Why did you start running?
I don’t know! A friend in my class—he’s a runner—asked me if I wanted to run track. That was my junior year of high school. I didn’t do any other sports. I ran the mile, two mile, 800, 400, and 200 in relays. I just liked the people around running—they work hard. In my senior year I ran cross country and was seventh at the state meet, and in track in the spring, I was third at the state meet in the mile. Senior year I thought maybe I can do something and get a scholarship to go to college. It was an opportunity to succeed.
Did you get any college offers after high school?
Iowa Central Central Community College offered me a scholarship. It was a good place to start for me. College was not easy because of my language, so I thought I’d start at a small school and work up to Division 1.
I see that you won a national championship in the half-marathon at Iowa Central in 2011. I didn’t know colleges competed at that distance.
Yeah, community colleges run half-marathon after nationals in May. It was a challenge but I liked it. Everybody on the team worked hard for that race—I enjoyed it.
You finished out your college career at University of Oklahoma. When did you start thinking you could run professionally?
It was a different environment training-wise, going from a small school to a big school. It was hard to balance schoolwork with running. But I improved there and at the beginning of my senior year at Oklahoma, I was running good times and my coach told me I should be good at long distances, like road races and marathons. I thought to myself, maybe I could go somewhere and run, chase my dream.
What do you credit with your rapid improvement?
You know, I trust in my coach and hard work. In college, you are always training and you have studies. In college, I did cross country, indoor track and outdoor. Now I can just focus on running. I have a lot of free time to relax and we can plan how I’m going to improve. For example, I didn’t run indoor [track] so I could focus on outdoor. Mostly, I can focus and rest, and that helps me improve.
Give an example of a key workout in the build-up to your recent 5000 PR.
For a couple weeks this past winter, I ran 100 miles a week. This spring, I ran 85 to 95 miles a week. We have done so many good workouts, but this workout about a week before [Portland Track Festival] prepared me for a fast race in Portland: 1 mile: 4:17, 1200: 3:11, 800: 2:04, 400: 58, and four x 200 in 27 or 26 seconds. Three minutes rest in between the mile, 1200, 800, and 400, and one minute rest for the 200s. Coach said I was ready to run fast after that.
At the Portland Track Festival, were you surprised to be that close to Galen Rupp?
I wasn’t surprised. I thought I’d be patient for the first couple laps, and just put myself in a good position. In the last couple laps, I was in the top five or six places and thought, I’m doing something great (!) but I should not do anything crazy and ruin it.
Did you imagine last year you’d be at the Olympic Trials?
That’s been my goal since I got here, and I’ve been working toward it. When I was in the Portland Track Festival race, and I knew I needed to run 13:30, I saw the clock on the last lap and thought, Whoa I gotta go faster, so I sprinted as much as I could.

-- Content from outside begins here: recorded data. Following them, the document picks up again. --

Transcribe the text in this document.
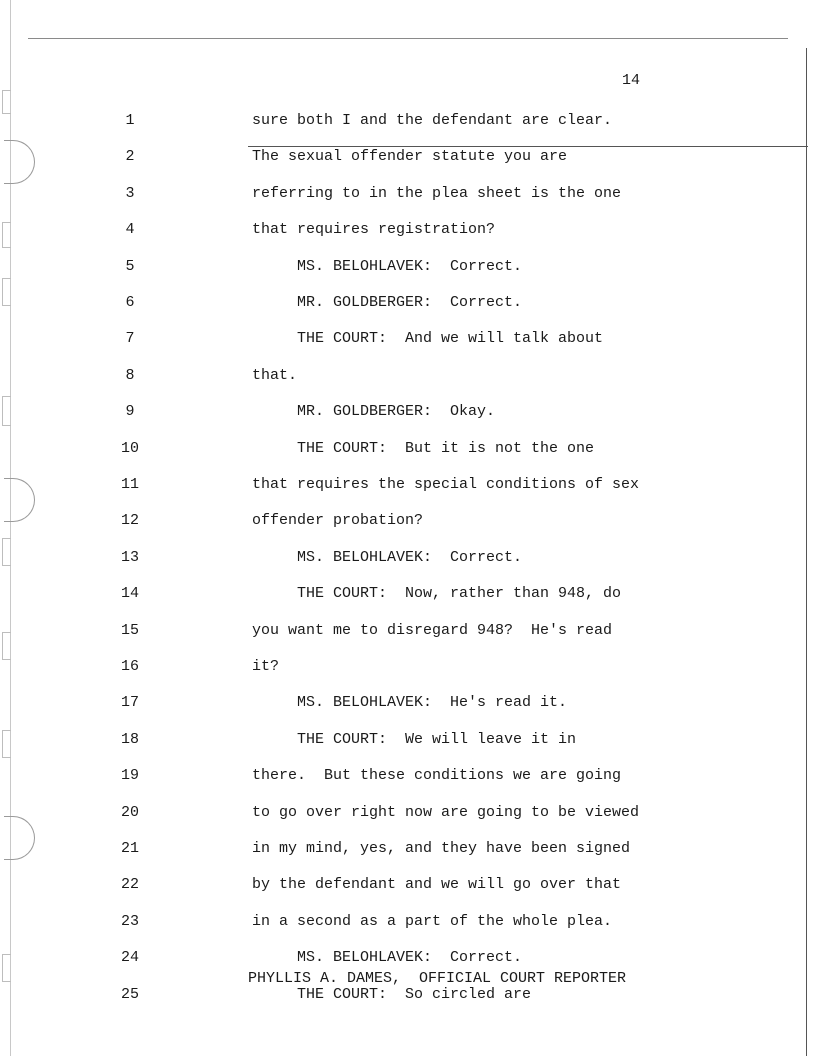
14
1	sure both I and the defendant are clear.
2	The sexual offender statute you are
3	referring to in the plea sheet is the one
4	that requires registration?
5	MS. BELOHLAVEK:  Correct.
6	MR. GOLDBERGER:  Correct.
7	THE COURT:  And we will talk about
8	that.
9	MR. GOLDBERGER:  Okay.
10	THE COURT:  But it is not the one
11	that requires the special conditions of sex
12	offender probation?
13	MS. BELOHLAVEK:  Correct.
14	THE COURT:  Now, rather than 948, do
15	you want me to disregard 948?  He's read
16	it?
17	MS. BELOHLAVEK:  He's read it.
18	THE COURT:  We will leave it in
19	there.  But these conditions we are going
20	to go over right now are going to be viewed
21	in my mind, yes, and they have been signed
22	by the defendant and we will go over that
23	in a second as a part of the whole plea.
24	MS. BELOHLAVEK:  Correct.
25	THE COURT:  So circled are
PHYLLIS A. DAMES,  OFFICIAL COURT REPORTER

Do you ever think about what your life would be like if you’d stayed in Ethiopia?
That’s a tough question. I don’t know. I don’t think about it that much—I appreciate every opportunity I have here and just enjoy every moment.
Are you a relaxed person or driven?
Both. I’m driven to get better when I come to training, but I also go with the flow and try to not think too much.
I like pasta a lot, and Ethiopian food. [laughs] No, I don’t make it myself. It’s kind of hard.
Hip-hop. But I’m not like other runners who listen to music before they race. I don’t listen to anything, just try to relax and get to the track early.
I heard you were a big hit when you visited a school in Houston.
It was a fun experience, going to the school and talking to kids, sharing my dream. I love kids. I like to share my story and tell the kids to work hard and do the right thing. It’s very important to me to give back for all the opportunities I’ve had.